Сиблинги-убийцы

Я не знал, как правильно начать эту главу, и тупил в твиттере; в океане шитпоста всплыл потрясающий скрин, он мне помог; там инстаблогер из совсем нижних слоёв интернета отвечает на вопрос подписчика «что не так со смайликами красное сердечко и лицо, окружённое сердечками». Цитирую: «Девочка может их отправлять – на то она и девочка. Ты мужчина. Поэтому тебе не надо делать то же самое, что делает девочка. Для парней можно использовать только эти смайлики: подмигивание, ангелок, руки в стороны, задумчивость, лицо с моноклем. Все. Только эти 5». 2020-е годы, феминистский рейх окончательно закрепостил мужчин, оставив им только пять смайликов для использования в переписках. В подпольных телеграм-чатах формируются группы мужского сопротивления.

Маскулинность, в попытках оставаться «классической» в цифровом мире, представляет собой совсем жалкое посмешище; увы, вопрос неравенств, угнетения и дисбаланса власти вообще не смешной: он связан с насилием, закрепощением и угнетением целой половины человечества на протяжении (в разных регионах с разными динамиками и промежутками, но —) нескольких тысяч лет. В этой главе мы всё ещё не приблизимся к понятию о том, что такое любовь, секс и близость сегодня, странно было бы говорить об интимностях, не обсудив то, внутри каких режимов доминирования они осуществляются. Поэтому мы поговорим о том, как мы живём внутри двух (наиболее крупных и массово описываемых) культурно-политико-эмоциональных режимов, которые лишают тела возможности по-настоящему, без отчуждения, реализовывать сексуальность, практиковать любовь и близость. Эти режимы, а точнее, структуры доминирования – патриархат и капитализм. В современной социальной теории убедительно описано, как эти режимы связаны и даже зависят друг от друга, так что часто говорят о «патриархатном капитализме» или «капиталистическом патриархате». Франсуаза Верджес в книге Decolonial Feminism[23] вообще пишет, что «системы капитализма, колонизации, расизма и гетеропатриахата – не отдельные системы, которые сталкиваются или сговариваются, производя настоящее время; они взаимно сцеплены и обуславливают друг друга». С некоторыми поправками на разные регионы – так и есть, но мы, чтобы рассмотреть патриархатный и капиталистический режимы внимательней, обсудим каждый отдельно. Слыша хотя бы что-то про патриархат, легко можно предположить, что речь пойдёт об угнетении женщин; это так, но что часто упускается из виду в обыденных разговорах и давно звучит в исследованиях – патриархат вредит и мужчинам тоже, местами так же сильно, как женщинам, если сравнение тут вообще уместно.

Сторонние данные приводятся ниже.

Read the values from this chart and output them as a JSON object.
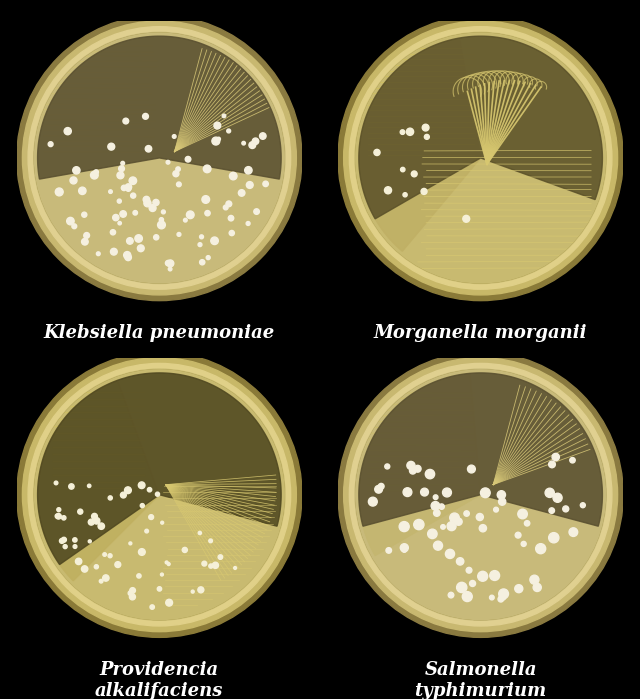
{
  "background_color": "#000000",
  "fig_width": 6.4,
  "fig_height": 6.99,
  "plates": [
    {
      "name": "Klebsiella pneumoniae",
      "label_line1": "Klebsiella pneumoniae",
      "label_line2": null,
      "row": 0,
      "col": 0,
      "agar_color": "#c8ba7a",
      "agar_color2": "#b0a060",
      "rim_outer": "#8a7a40",
      "rim_inner": "#c8b870",
      "rim_highlight": "#e0d090",
      "dark_agar": "#5a5030",
      "streak_color": "#d8c878",
      "colony_color": "#f5f0e0",
      "colony_type": "klebsiella"
    },
    {
      "name": "Morganella morganii",
      "label_line1": "Morganella morganii",
      "label_line2": null,
      "row": 0,
      "col": 1,
      "agar_color": "#c8ba70",
      "agar_color2": "#b0a058",
      "rim_outer": "#8a7a38",
      "rim_inner": "#c8b868",
      "rim_highlight": "#e0d088",
      "dark_agar": "#5a5028",
      "streak_color": "#d8c870",
      "colony_color": "#f5f0d8",
      "colony_type": "morganella"
    },
    {
      "name": "Providencia alkalifaciens",
      "label_line1": "Providencia",
      "label_line2": "alkalifaciens",
      "row": 1,
      "col": 0,
      "agar_color": "#c8ba70",
      "agar_color2": "#b0a058",
      "rim_outer": "#8a7a38",
      "rim_inner": "#c8b868",
      "rim_highlight": "#e0d088",
      "dark_agar": "#504820",
      "streak_color": "#d8c870",
      "colony_color": "#f5f0d8",
      "colony_type": "providencia"
    },
    {
      "name": "Salmonella typhimurium",
      "label_line1": "Salmonella",
      "label_line2": "typhimurium",
      "row": 1,
      "col": 1,
      "agar_color": "#c8ba7a",
      "agar_color2": "#b0a060",
      "rim_outer": "#8a7a40",
      "rim_inner": "#c8b870",
      "rim_highlight": "#e0d090",
      "dark_agar": "#5a5030",
      "streak_color": "#d8c878",
      "colony_color": "#f5f0e0",
      "colony_type": "salmonella"
    }
  ],
  "label_fontsize": 13,
  "label_color": "#ffffff",
  "label_fontstyle": "italic",
  "label_fontweight": "bold"
}
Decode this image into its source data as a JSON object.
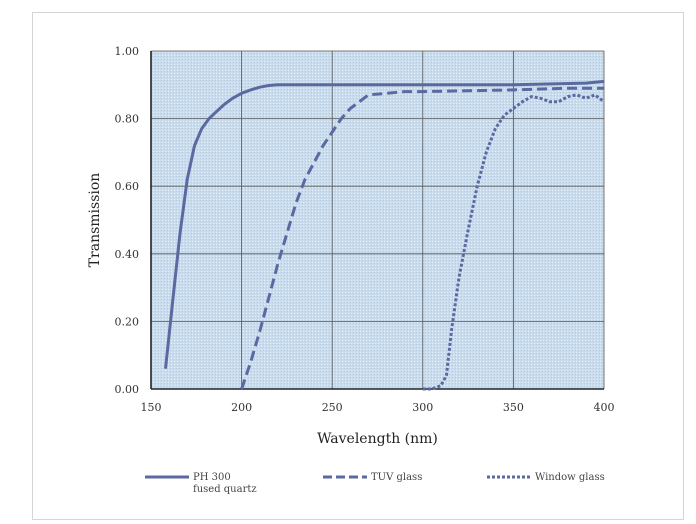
{
  "chart_data": {
    "type": "line",
    "title": "",
    "xlabel": "Wavelength (nm)",
    "ylabel": "Transmission",
    "xlim": [
      150,
      400
    ],
    "ylim": [
      0.0,
      1.0
    ],
    "x_ticks": [
      "150",
      "200",
      "250",
      "300",
      "350",
      "400"
    ],
    "y_ticks": [
      "0.00",
      "0.20",
      "0.40",
      "0.60",
      "0.80",
      "1.00"
    ],
    "grid": true,
    "plot_background": "#c9dcec",
    "series": [
      {
        "name_lines": [
          "PH 300",
          "fused quartz"
        ],
        "style": "solid",
        "color": "#5a6aa0",
        "x": [
          158,
          162,
          166,
          170,
          174,
          178,
          182,
          186,
          190,
          195,
          200,
          205,
          210,
          215,
          220,
          230,
          250,
          300,
          350,
          390,
          400
        ],
        "y": [
          0.06,
          0.26,
          0.46,
          0.62,
          0.72,
          0.77,
          0.8,
          0.82,
          0.84,
          0.86,
          0.875,
          0.885,
          0.893,
          0.898,
          0.9,
          0.9,
          0.9,
          0.9,
          0.9,
          0.905,
          0.91
        ]
      },
      {
        "name_lines": [
          "TUV glass"
        ],
        "style": "dashed",
        "color": "#5a6aa0",
        "x": [
          200,
          205,
          210,
          215,
          220,
          225,
          230,
          235,
          240,
          245,
          250,
          255,
          260,
          265,
          270,
          280,
          290,
          300,
          320,
          350,
          380,
          400
        ],
        "y": [
          0.0,
          0.08,
          0.17,
          0.27,
          0.37,
          0.46,
          0.55,
          0.62,
          0.67,
          0.72,
          0.76,
          0.8,
          0.83,
          0.85,
          0.87,
          0.875,
          0.88,
          0.88,
          0.882,
          0.885,
          0.89,
          0.89
        ]
      },
      {
        "name_lines": [
          "Window glass"
        ],
        "style": "dotted",
        "color": "#5a6aa0",
        "x": [
          300,
          305,
          310,
          313,
          316,
          320,
          325,
          330,
          335,
          340,
          345,
          350,
          355,
          360,
          365,
          370,
          375,
          380,
          385,
          390,
          395,
          400
        ],
        "y": [
          0.0,
          0.0,
          0.01,
          0.04,
          0.18,
          0.33,
          0.47,
          0.6,
          0.7,
          0.77,
          0.81,
          0.83,
          0.85,
          0.865,
          0.86,
          0.85,
          0.85,
          0.865,
          0.87,
          0.86,
          0.87,
          0.85
        ]
      }
    ]
  }
}
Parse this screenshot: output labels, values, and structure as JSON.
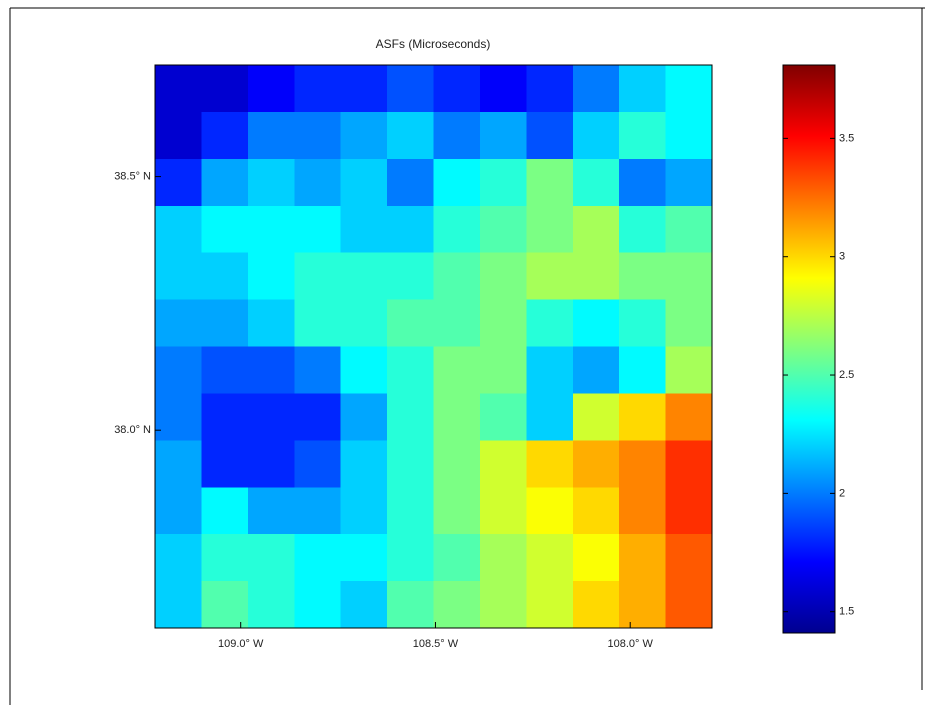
{
  "chart_data": {
    "type": "heatmap",
    "title": "ASFs (Microseconds)",
    "colormap": "jet",
    "xlim": [
      -109.22,
      -107.79
    ],
    "ylim": [
      37.61,
      38.72
    ],
    "xticks": [
      {
        "value": -109.0,
        "label": "109.0° W"
      },
      {
        "value": -108.5,
        "label": "108.5° W"
      },
      {
        "value": -108.0,
        "label": "108.0° W"
      }
    ],
    "yticks": [
      {
        "value": 38.5,
        "label": "38.5° N"
      },
      {
        "value": 38.0,
        "label": "38.0° N"
      }
    ],
    "clim": [
      1.41,
      3.81
    ],
    "cticks": [
      1.5,
      2,
      2.5,
      3,
      3.5
    ],
    "z": [
      [
        1.6,
        1.6,
        1.7,
        1.8,
        1.8,
        1.9,
        1.8,
        1.7,
        1.8,
        2.0,
        2.2,
        2.3
      ],
      [
        1.6,
        1.8,
        2.0,
        2.0,
        2.1,
        2.2,
        2.0,
        2.1,
        1.9,
        2.2,
        2.4,
        2.3
      ],
      [
        1.8,
        2.1,
        2.2,
        2.1,
        2.2,
        2.0,
        2.3,
        2.4,
        2.6,
        2.4,
        2.0,
        2.1
      ],
      [
        2.2,
        2.3,
        2.3,
        2.3,
        2.2,
        2.2,
        2.4,
        2.5,
        2.6,
        2.7,
        2.4,
        2.5
      ],
      [
        2.2,
        2.2,
        2.3,
        2.4,
        2.4,
        2.4,
        2.5,
        2.6,
        2.7,
        2.7,
        2.6,
        2.6
      ],
      [
        2.1,
        2.1,
        2.2,
        2.4,
        2.4,
        2.5,
        2.5,
        2.6,
        2.4,
        2.3,
        2.4,
        2.6
      ],
      [
        2.0,
        1.9,
        1.9,
        2.0,
        2.3,
        2.4,
        2.6,
        2.6,
        2.2,
        2.1,
        2.3,
        2.7
      ],
      [
        2.0,
        1.8,
        1.8,
        1.8,
        2.1,
        2.4,
        2.6,
        2.5,
        2.2,
        2.8,
        3.0,
        3.2
      ],
      [
        2.1,
        1.8,
        1.8,
        1.9,
        2.2,
        2.4,
        2.6,
        2.8,
        3.0,
        3.1,
        3.2,
        3.4
      ],
      [
        2.1,
        2.3,
        2.1,
        2.1,
        2.2,
        2.4,
        2.6,
        2.8,
        2.9,
        3.0,
        3.2,
        3.4
      ],
      [
        2.2,
        2.4,
        2.4,
        2.3,
        2.3,
        2.4,
        2.5,
        2.7,
        2.8,
        2.9,
        3.1,
        3.3
      ],
      [
        2.2,
        2.5,
        2.4,
        2.3,
        2.2,
        2.5,
        2.6,
        2.7,
        2.8,
        3.0,
        3.1,
        3.3
      ]
    ]
  }
}
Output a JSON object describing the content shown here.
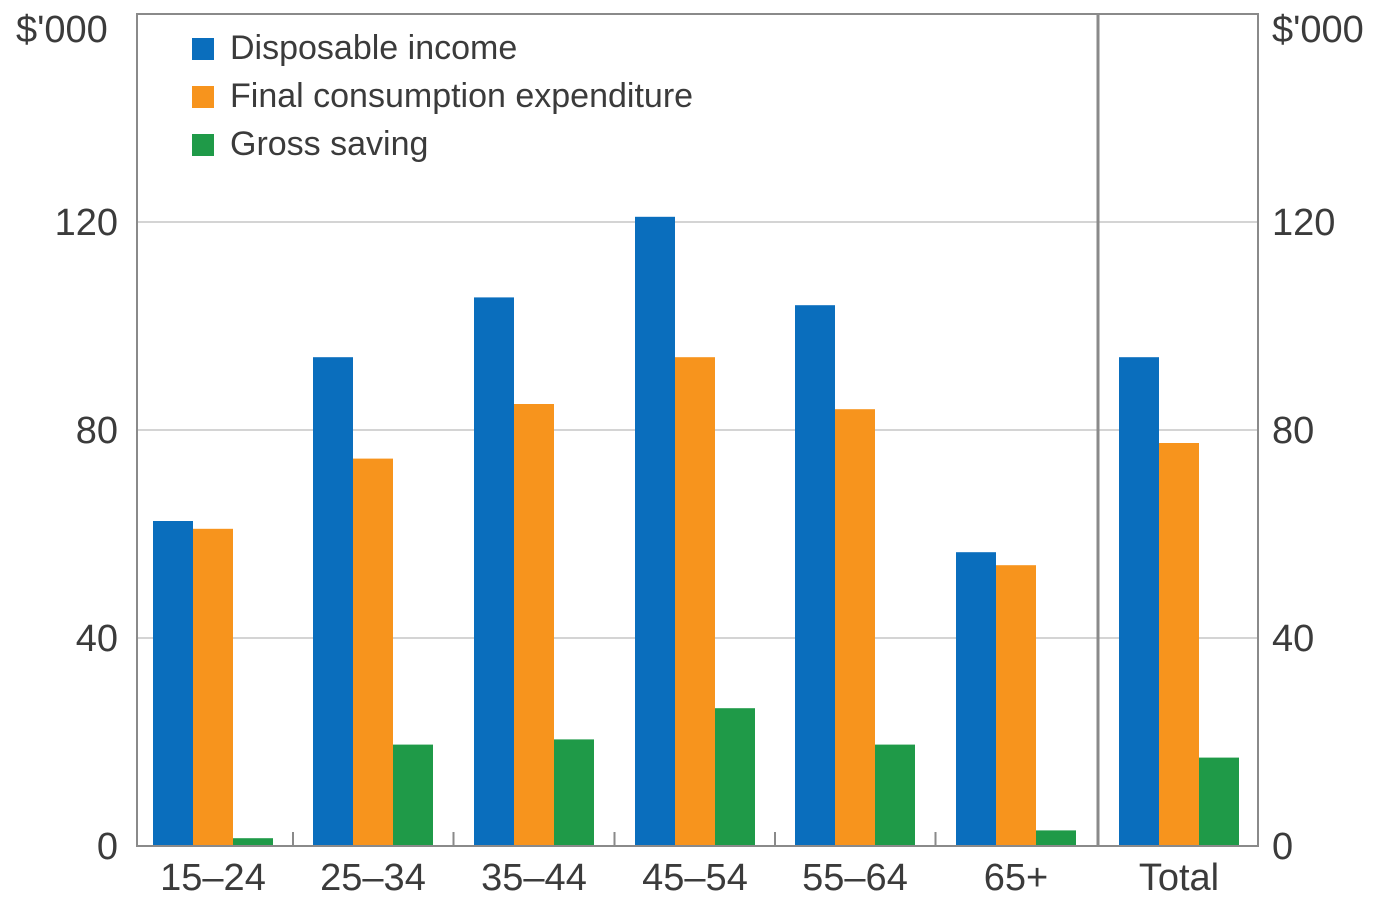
{
  "chart_data": {
    "type": "bar",
    "title": "",
    "y_unit_left": "$'000",
    "y_unit_right": "$'000",
    "categories": [
      "15–24",
      "25–34",
      "35–44",
      "45–54",
      "55–64",
      "65+",
      "Total"
    ],
    "series": [
      {
        "name": "Disposable income",
        "color": "#0a6ebd",
        "values": [
          62.5,
          94,
          105.5,
          121,
          104,
          56.5,
          94
        ]
      },
      {
        "name": "Final consumption expenditure",
        "color": "#f7941d",
        "values": [
          61,
          74.5,
          85,
          94,
          84,
          54,
          77.5
        ]
      },
      {
        "name": "Gross saving",
        "color": "#1f9a48",
        "values": [
          1.5,
          19.5,
          20.5,
          26.5,
          19.5,
          3,
          17
        ]
      }
    ],
    "ylim": [
      0,
      160
    ],
    "yticks": [
      0,
      40,
      80,
      120
    ],
    "grid": true,
    "legend_position": "top-left",
    "separator_before": "Total"
  }
}
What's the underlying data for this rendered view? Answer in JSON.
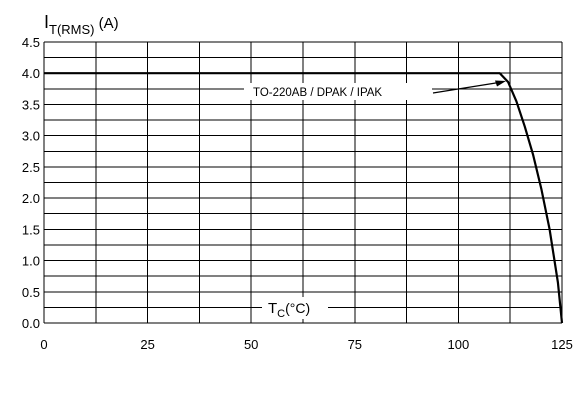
{
  "chart_data": {
    "type": "line",
    "ylabel_main": "I",
    "ylabel_sub": "T(RMS)",
    "ylabel_unit": " (A)",
    "xlabel_main": "T",
    "xlabel_sub": "C",
    "xlabel_unit": "(°C)",
    "x_ticks": [
      "0",
      "25",
      "50",
      "75",
      "100",
      "125"
    ],
    "y_ticks": [
      "0.0",
      "0.5",
      "1.0",
      "1.5",
      "2.0",
      "2.5",
      "3.0",
      "3.5",
      "4.0",
      "4.5"
    ],
    "xlim": [
      0,
      125
    ],
    "ylim": [
      0,
      4.5
    ],
    "grid": true,
    "series": [
      {
        "name": "TO-220AB / DPAK / IPAK",
        "x": [
          0,
          110,
          112,
          114,
          116,
          118,
          120,
          122,
          124,
          125
        ],
        "y": [
          4.0,
          4.0,
          3.86,
          3.55,
          3.15,
          2.7,
          2.15,
          1.5,
          0.65,
          0.0
        ]
      }
    ],
    "annotation": "TO-220AB / DPAK / IPAK"
  }
}
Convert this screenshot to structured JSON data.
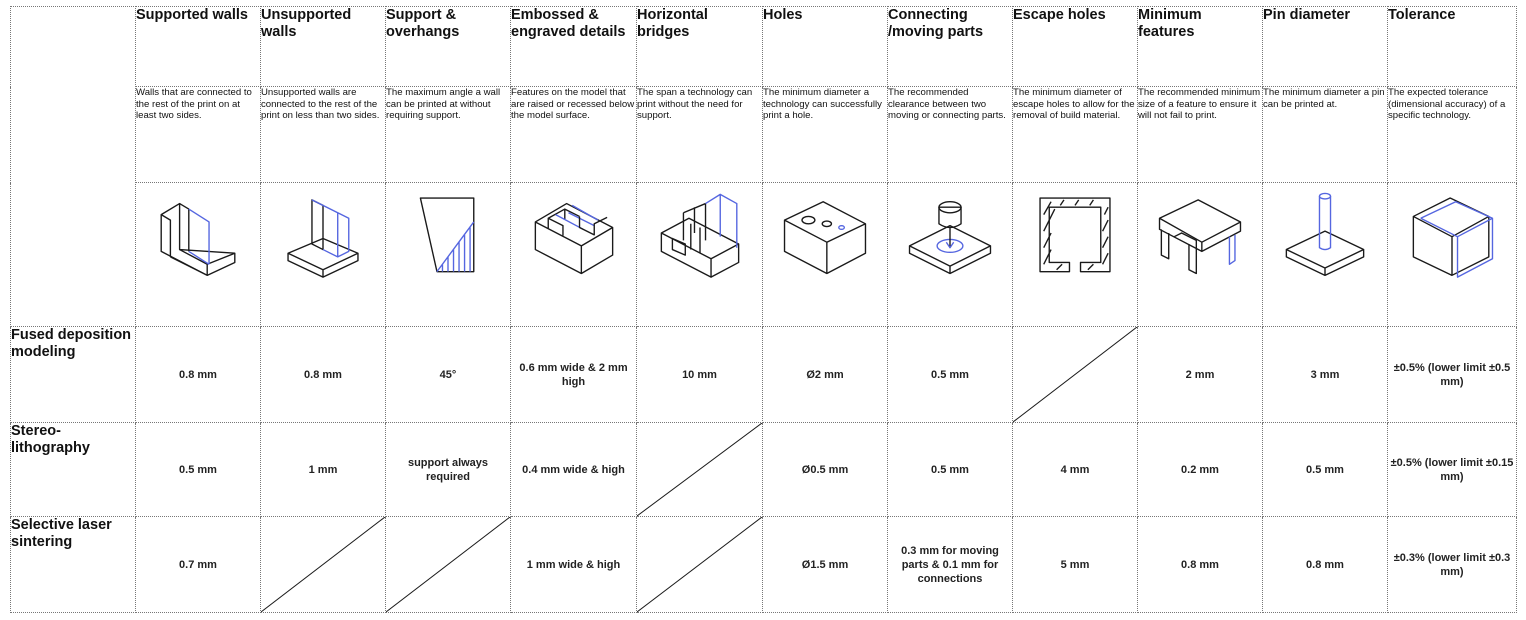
{
  "columns": [
    {
      "title": "Supported walls",
      "desc": "Walls that are connected to the rest of the print on at least two sides.",
      "icon": "supported-walls-icon"
    },
    {
      "title": "Unsupported walls",
      "desc": "Unsupported walls are connected to the rest of the print on less than two sides.",
      "icon": "unsupported-walls-icon"
    },
    {
      "title": "Support & overhangs",
      "desc": "The maximum angle a wall can be printed at without requiring support.",
      "icon": "overhang-icon"
    },
    {
      "title": "Embossed & engraved details",
      "desc": "Features on the model that are raised or recessed below the model surface.",
      "icon": "embossed-details-icon"
    },
    {
      "title": "Horizontal bridges",
      "desc": "The span a technology can print without the need for support.",
      "icon": "bridges-icon"
    },
    {
      "title": "Holes",
      "desc": "The minimum diameter a technology can successfully print a hole.",
      "icon": "holes-icon"
    },
    {
      "title": "Connecting /moving parts",
      "desc": "The recommended clearance between two moving or connecting parts.",
      "icon": "moving-parts-icon"
    },
    {
      "title": "Escape holes",
      "desc": "The minimum diameter of escape holes to allow for the removal of build material.",
      "icon": "escape-holes-icon"
    },
    {
      "title": "Minimum features",
      "desc": "The recommended minimum size of a feature to ensure it will not fail to print.",
      "icon": "minimum-features-icon"
    },
    {
      "title": "Pin diameter",
      "desc": "The minimum diameter a pin can be printed at.",
      "icon": "pin-icon"
    },
    {
      "title": "Tolerance",
      "desc": "The expected tolerance (dimensional accuracy) of a specific technology.",
      "icon": "tolerance-cube-icon"
    }
  ],
  "rows": [
    {
      "label": "Fused deposition modeling",
      "values": [
        "0.8 mm",
        "0.8 mm",
        "45°",
        "0.6 mm wide & 2 mm high",
        "10 mm",
        "Ø2 mm",
        "0.5 mm",
        null,
        "2 mm",
        "3 mm",
        "±0.5% (lower limit ±0.5 mm)"
      ]
    },
    {
      "label": "Stereo-lithography",
      "values": [
        "0.5 mm",
        "1 mm",
        "support always required",
        "0.4 mm wide & high",
        null,
        "Ø0.5 mm",
        "0.5 mm",
        "4 mm",
        "0.2 mm",
        "0.5 mm",
        "±0.5% (lower limit ±0.15 mm)"
      ]
    },
    {
      "label": "Selective laser sintering",
      "values": [
        "0.7 mm",
        null,
        null,
        "1 mm wide & high",
        null,
        "Ø1.5 mm",
        "0.3 mm for moving parts & 0.1 mm for connections",
        "5 mm",
        "0.8 mm",
        "0.8 mm",
        "±0.3% (lower limit ±0.3 mm)"
      ]
    }
  ],
  "not_applicable_marker": "diagonal-slash"
}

Одно важное замечание: эта книга, естественно, в огромной степени опирается на критику бинарной гендерной системы; но поскольку сейчас и в дальнейшем нам предстоит описывать определённый социальный эндоскелет, сформированный опытами прошлого, внутри которого мы до сих пор живём, нас ждёт частое нормативное использование слов «мужчина» и «женщина»; тем же, кого удивляет, что я вообще делаю такую оговорку, предлагаю дождаться третьей главы.

Патриархат

Итак, некоторым мужчинам в наше время нельзя использовать определённые смайлики; многим современным женщинам тоже кое-что нельзя. Например, контролировать своё тело, участвовать в публичной сфере, распоряжаться финансовыми ресурсами, заниматься определёнными профессиями, реализовывать репродуктивный и сексуальный выбор, получать равную с мужчинами оплату за труд, не подвергаться бесконечным политикам стыда дома, в учебных и рабочих заведениях и на улице, отказываться от неоплачиваемого домашнего и эмоционального труда по обслуживанию мужчин, их карьер и, в пределе, капиталистического режима, а также писать первой и последней класть трубку. Так было не всегда и не везде, но так происходит в большей части мира давным-давно. У этой книги нет специальной исторической задачи, но крайне важно иметь в виду историческую природу патриархального режима – хотя бы для того, чтобы понимать: что имело своё начало в истории, неизбежно будет иметь свой конец.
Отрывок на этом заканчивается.